Wednesday Slice of Life: The Lie


All the chairs the boys had sat on were empty. On the other side of the room, Jessica was the only girl still seated. Her mother had insisted she go to the high school dance, saying that even if she weren’t asked, she needed to hold her head up high and be confident. Jessica wasn’t certain how to look “confident,” but assumed that meant no tears.

            The boys and girls moving on the floor became a blur to her until she heard a soft voice ask, “Will you dance with me?” For a moment she thought she was talking out loud to herself. A smile from a Raymond, a shy boy from her junior year history class, told her otherwise.

            Three years later Jessica sat on a sofa in a small apartment thinking of that school dance.  She was waiting for her husband to come home from work– late again. Why couldn’t he take the 5:15 and be home by 5:45? Sometimes he didn’t tell her he’d be late. This evening she wondered what had happened to Raymond. Their relationship ended abruptly in the summer when he went away to camp. She started dating a boy who played on the football team and by summer’s end had forgotten Raymond until he asked her to go to the senior prom.  It was how he asked that stayed with her. One Saturday morning he stood on her doorstep with a dozen red roses.

            “Jessica, these are for you. Will you go to the senior prom with me?”

            “How was camp?” she asked, hoping that Raymond would get a sense of how angry she was that he’d left her for the summer.

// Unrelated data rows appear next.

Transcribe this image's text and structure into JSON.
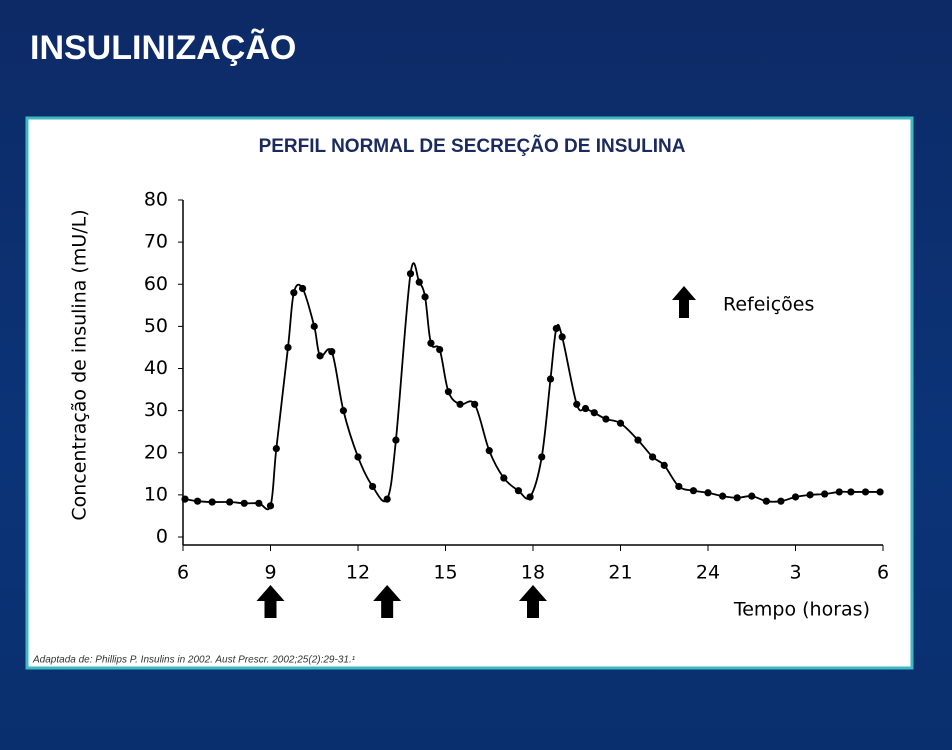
{
  "header": {
    "title": "INSULINIZAÇÃO"
  },
  "chart_data": {
    "type": "line",
    "title": "PERFIL NORMAL DE SECREÇÃO DE INSULINA",
    "y_label": "Concentração de insulina (mU/L)",
    "x_label": "Tempo (horas)",
    "legend_label": "Refeições",
    "meal_times": [
      9,
      13,
      18
    ],
    "source": "Adaptada de: Phillips P. Insulins in 2002. Aust Prescr. 2002;25(2):29-31.¹",
    "color": "#000000",
    "xlim": [
      6,
      30
    ],
    "xticks": [
      6,
      9,
      12,
      15,
      18,
      21,
      24,
      {
        "value": 27,
        "label": "3"
      },
      {
        "value": 30,
        "label": "6"
      }
    ],
    "ylim": [
      0,
      80
    ],
    "yticks": [
      0,
      10,
      20,
      30,
      40,
      50,
      60,
      70,
      80
    ],
    "x": [
      6.07,
      6.5,
      7.0,
      7.6,
      8.1,
      8.6,
      9.0,
      9.2,
      9.6,
      9.8,
      10.1,
      10.5,
      10.7,
      11.1,
      11.5,
      12.0,
      12.5,
      13.0,
      13.3,
      13.8,
      14.1,
      14.3,
      14.5,
      14.8,
      15.1,
      15.5,
      16.0,
      16.5,
      17.0,
      17.5,
      17.9,
      18.3,
      18.6,
      18.8,
      19.0,
      19.5,
      19.8,
      20.1,
      20.5,
      21.0,
      21.6,
      22.1,
      22.5,
      23.0,
      23.5,
      24.0,
      24.5,
      25.0,
      25.5,
      26.0,
      26.5,
      27.0,
      27.5,
      28.0,
      28.5,
      28.9,
      29.4,
      29.9
    ],
    "values": [
      9,
      8.5,
      8.3,
      8.3,
      8,
      8,
      7.4,
      21,
      45,
      58,
      59,
      50,
      43,
      44,
      30,
      19,
      12,
      9,
      23,
      62.5,
      60.5,
      57,
      46,
      44.5,
      34.5,
      31.5,
      31.5,
      20.5,
      14,
      11,
      9.5,
      19,
      37.5,
      49.5,
      47.5,
      31.5,
      30.5,
      29.5,
      28,
      27,
      23,
      19,
      17,
      12,
      11,
      10.5,
      9.7,
      9.3,
      9.7,
      8.5,
      8.5,
      9.5,
      10,
      10.2,
      10.7,
      10.7,
      10.7,
      10.7
    ]
  }
}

            “My parents made me go—they’re getting a divorce, so they thought it best that I not be home for awhile.” He handed her the flowers–no one had ever done that before. She was overcome with guilt and quickly accepted the invitation, even though she expected the football player to ask her, and when he did, she told Raymond a lie: the football player’s mother was dying and that she had to go to the prom with him.  She married the player the summer after graduation.

            Her husband opened the door and without looking at her, mumbled, “The bus broke down.”

            She shook her head, promising herself that she’d find Raymond so she could apologize for the one lie she had told in high school.

2 responses to “Wednesday Slice of Life: The Lie”

  1. I enjoyed reading your story. At times the lies we tell can change the history of our life story.

    Liked by 1 person

  2. Agreed. Thanks for reading the story.